There’s an emotional toll, too.
Yocum, 44, has been a firefighter for 23 years and has developed good compartmentalization skills over more than two decades of work. But arriving in a town where “the Starbucks is standing but the grocery store is burned to the ground,” can be jarring, he said.
On their drive south, the Tualatin crew rolled through towns that were completely dark.
Picking through rubble makes you think about what you’d have to leave behind if you were told to evacuate, Rojo said: Family photos, drawings by your kids, priceless heirlooms and mementos that can’t be replicated.
“Sometimes there are a lot of emotions flowing, but you’ve gotta bottle it up and deal with it after the call,” he said. “A couple nights ago we stayed in a motel with no power and no hot water and it’s tough, taking cold showers, being in the dark. But we have four walls and a roof over our heads, and we get to go home eventually. Here, there are families losing everything.”
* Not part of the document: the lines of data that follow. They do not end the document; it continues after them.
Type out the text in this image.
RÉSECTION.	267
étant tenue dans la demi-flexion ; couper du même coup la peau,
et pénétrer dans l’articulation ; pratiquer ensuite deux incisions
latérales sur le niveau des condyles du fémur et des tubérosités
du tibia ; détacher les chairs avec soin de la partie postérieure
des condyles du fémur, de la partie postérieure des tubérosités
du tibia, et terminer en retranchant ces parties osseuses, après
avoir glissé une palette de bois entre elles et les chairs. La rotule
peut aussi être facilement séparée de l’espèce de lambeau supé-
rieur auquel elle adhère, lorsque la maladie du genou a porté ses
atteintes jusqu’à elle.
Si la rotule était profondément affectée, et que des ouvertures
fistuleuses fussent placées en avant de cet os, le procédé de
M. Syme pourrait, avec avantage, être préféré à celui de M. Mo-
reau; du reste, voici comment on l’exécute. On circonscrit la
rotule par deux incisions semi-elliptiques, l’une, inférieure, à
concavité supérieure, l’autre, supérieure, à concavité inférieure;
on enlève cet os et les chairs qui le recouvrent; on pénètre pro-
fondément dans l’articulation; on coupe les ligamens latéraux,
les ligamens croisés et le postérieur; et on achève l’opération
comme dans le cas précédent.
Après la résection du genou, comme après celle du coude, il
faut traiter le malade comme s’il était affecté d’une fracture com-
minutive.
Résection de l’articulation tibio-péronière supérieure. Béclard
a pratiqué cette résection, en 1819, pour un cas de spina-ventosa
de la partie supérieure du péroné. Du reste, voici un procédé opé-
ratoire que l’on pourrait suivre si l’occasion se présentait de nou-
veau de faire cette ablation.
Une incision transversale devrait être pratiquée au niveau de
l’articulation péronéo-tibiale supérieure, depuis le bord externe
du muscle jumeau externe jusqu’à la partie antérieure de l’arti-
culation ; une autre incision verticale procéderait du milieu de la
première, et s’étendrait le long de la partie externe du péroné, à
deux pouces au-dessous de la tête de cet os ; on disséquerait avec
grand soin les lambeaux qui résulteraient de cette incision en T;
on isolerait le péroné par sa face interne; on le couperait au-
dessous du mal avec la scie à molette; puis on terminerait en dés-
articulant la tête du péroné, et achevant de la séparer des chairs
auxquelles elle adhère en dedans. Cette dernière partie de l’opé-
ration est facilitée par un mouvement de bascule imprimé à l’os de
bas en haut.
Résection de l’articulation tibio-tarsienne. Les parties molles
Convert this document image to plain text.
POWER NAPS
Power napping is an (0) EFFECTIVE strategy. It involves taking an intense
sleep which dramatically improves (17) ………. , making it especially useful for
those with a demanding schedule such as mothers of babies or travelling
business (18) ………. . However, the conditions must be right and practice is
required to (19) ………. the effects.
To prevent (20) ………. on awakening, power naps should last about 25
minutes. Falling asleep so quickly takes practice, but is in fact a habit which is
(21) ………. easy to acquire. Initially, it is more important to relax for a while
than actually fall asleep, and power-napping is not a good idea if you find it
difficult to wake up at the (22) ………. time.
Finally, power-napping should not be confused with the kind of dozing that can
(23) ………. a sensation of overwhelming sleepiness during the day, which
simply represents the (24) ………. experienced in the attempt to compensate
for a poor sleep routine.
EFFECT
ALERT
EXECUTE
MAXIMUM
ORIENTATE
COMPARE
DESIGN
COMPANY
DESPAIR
Officials acknowledged they’re worried about the future. Climate change, coupled with urban sprawl, has put more communities at risk than ever before. California’s fire prevention and protection budgets have increased significantly over the last decade, but “Mother Nature doesn’t necessarily pay attention to an excel sheet,” said Palmer, from the Finance Department.
If California had called for help in August or September, when it’s typically still hot and dry in Oregon, “we would never have been able to send this many teams,” Yocum said. “We have to protect our own state. That just wouldn’t be an option.”
Palmer said there will always be money to deploy crews, put assets in the air and move equipment and personnel out to the front lines to fight fires and protect California residents. And when the state needs help, Rojo will be ready to volunteer again.
“It’s hard to leave,” Rojo said. “But what’s more important — going to your neighborhood barbecue, or helping save a neighborhood?”